3 Een heimelijk vertrek
'Is er verschil tussen het pad dat we zouden willen gaan en het pad dat we uiteindelijk kiezen? Ik betwijfel het. En mocht dat verschil er toch blijken te zijn, dan is een van de twee een omweg, een onpad, dat na verloop van tijd toch weer naar dat ene pad van ons leven blijkt te leiden.'
Uit: De wegen van ons leven van Jahd Ronchevad, de beroemde Dvarg-filosoof - 4689
Twee dagen later, op de vroege ochtend van de eerste dag van Ald Erberei, de late herfst, verlieten twee gedaanten via een achteruitgang paleis Levindor. Een van hen was een rijzige figuur. Ze waren gekleed in eenvoudige grijze mantels met puntkappen, waarin hun gezicht diep was weggestopt. Ze keken steels in het rond en betraden het pad dat naar Hymerlae eld Sínd leidde. Zodra de weg een uitloper van de noordelijke bossen indook en hen aan het zicht onttrok, verlieten de twee het pad en togen onder dekking van de bomen noordoostwaarts, in de richting van Dendray en de verre valleien.

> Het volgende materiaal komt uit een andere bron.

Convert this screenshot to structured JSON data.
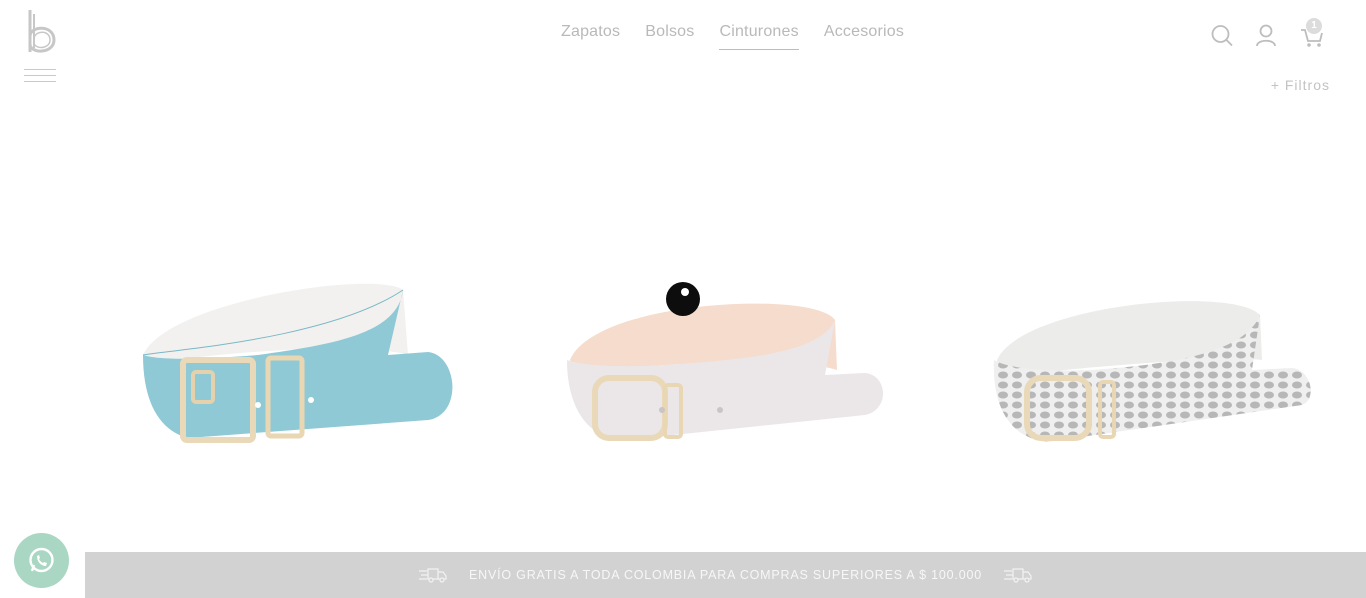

Toen het hofleven in het paleis op gang kwam, werd bekendgemaakt dat Gwaldorith had besloten per direct naar Bregaua te vertrekken, om daar op tijd aanwezig te zijn voor de opening van het Convent. Hij liet weten een kleine reisgroep te verkiezen, om niet te veel op te vallen. De Alvií waren verbaasd over dat overhaaste vertrek, maar in tweede instantie beoordeelden ze Gwaldoriths besluit als wijs en doordacht. Waarom zou hun vorst enig risico nemen in deze onzekere tijden? Er drongen tenslotte allerlei meldingen over verontrustende verschijnselen door tot in Kose.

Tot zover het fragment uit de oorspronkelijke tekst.